Super-fiasco
Thursday, February 7th, 2008For as long as I have been working in Hawai’i there has been an effort underway to start a ferry service between Oahu, where most of the state’s residents live, and the neighbor islands, particularly Maui. The effort to initiate super-ferry service has consumed years of planning and arguing, $80M in public funding, and endless local newspaper column inches.
People are opposed to the ferry for a variety of reasons.
Its high speed could cause it to collide with whales, which are plentiful in the channel. The project was exempted from environmental impact studies. Fishermen from Oahu will bring their bigger equipment to the neighbor islands and out-fish the locals. Ferry terminals will harm sensitive landscapes. You get the picture. Lawsuits have been filed, but, finally, the super ferry recently began its runs between Honolulu and Maui.
There is just one really important factor the planners of this huge venture forgot to consider, the channel itself.

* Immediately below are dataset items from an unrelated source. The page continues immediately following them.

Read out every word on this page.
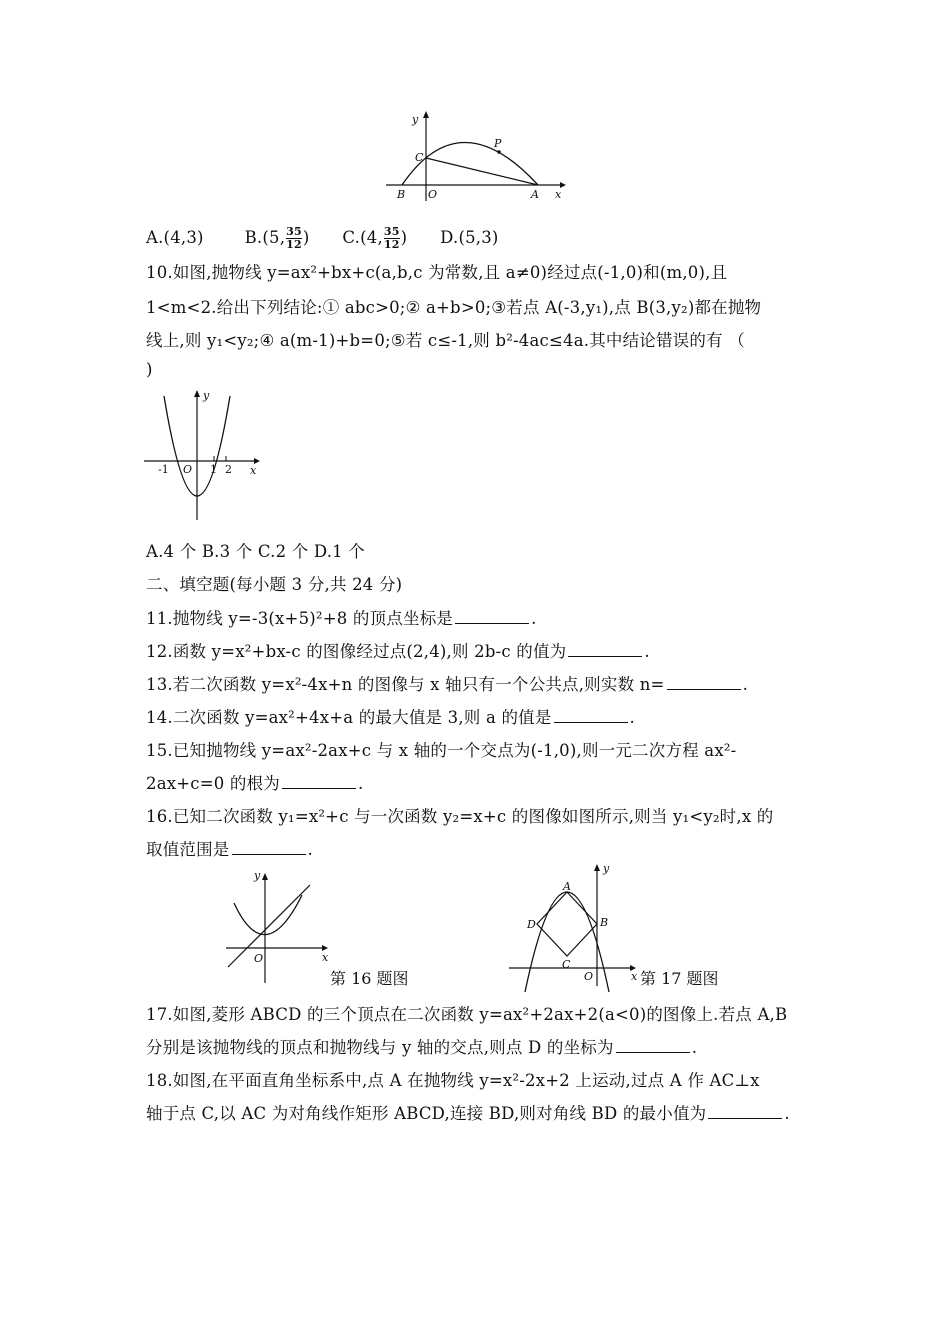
y
P
C
B O	A x
A.(4,3) B.(5, $\frac{35}{12}$ ) C.(4, $\frac{35}{12}$ ) D.(5,3)
10.如图,抛物线 y=ax²+bx+c(a,b,c 为常数,且 a≠0)经过点(-1,0)和(m,0),且
1<m<2.给出下列结论:① abc>0;② a+b>0;③若点 A(-3,y₁),点 B(3,y₂)都在抛物
线上,则 y₁<y₂;④ a(m-1)+b=0;⑤若 c≤-1,则 b²-4ac≤4a.其中结论错误的有 （
)
y
x
O
-1	1 2
A.4 个 B.3 个 C.2 个 D.1 个
二、填空题(每小题 3 分,共 24 分)
11.抛物线 y=-3(x+5)²+8 的顶点坐标是	.
12.函数 y=x²+bx-c 的图像经过点(2,4),则 2b-c 的值为	.
13.若二次函数 y=x²-4x+n 的图像与 x 轴只有一个公共点,则实数 n=	.
14.二次函数 y=ax²+4x+a 的最大值是 3,则 a 的值是	.
15.已知抛物线 y=ax²-2ax+c 与 x 轴的一个交点为(-1,0),则一元二次方程 ax²-
2ax+c=0 的根为	.
16.已知二次函数 y₁=x²+c 与一次函数 y₂=x+c 的图像如图所示,则当 y₁<y₂时,x 的
取值范围是	.
y
x
O
第 16 题图
y
x
O
A
B
C
D
第 17 题图
17.如图,菱形 ABCD 的三个顶点在二次函数 y=ax²+2ax+2(a<0)的图像上.若点 A,B
分别是该抛物线的顶点和抛物线与 y 轴的交点,则点 D 的坐标为	.
18.如图,在平面直角坐标系中,点 A 在抛物线 y=x²-2x+2 上运动,过点 A 作 AC⊥x
轴于点 C,以 AC 为对角线作矩形 ABCD,连接 BD,则对角线 BD 的最小值为	.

Recently, one of our clients from Maui, the Boys and Girls Club, took a bunch of kids on the super ferry to visit Oahu. By the time the three-hour journey was over, half the kids and a good number of the staff were, well, puking their guts up. It turns out the channel is really wild for a good part of the year and the state-of-the-art super ferry could not cope with it.
Who would have thought?
In the end, the super ferry may be killed not by EIRs and lawsuits, but by lack of people wanting to ride it. It is unthinkable to me that the planners didn’t bother to ask about the heavy swells in the channel, which they could have learned about from any of the local fishermen who deal with it every day.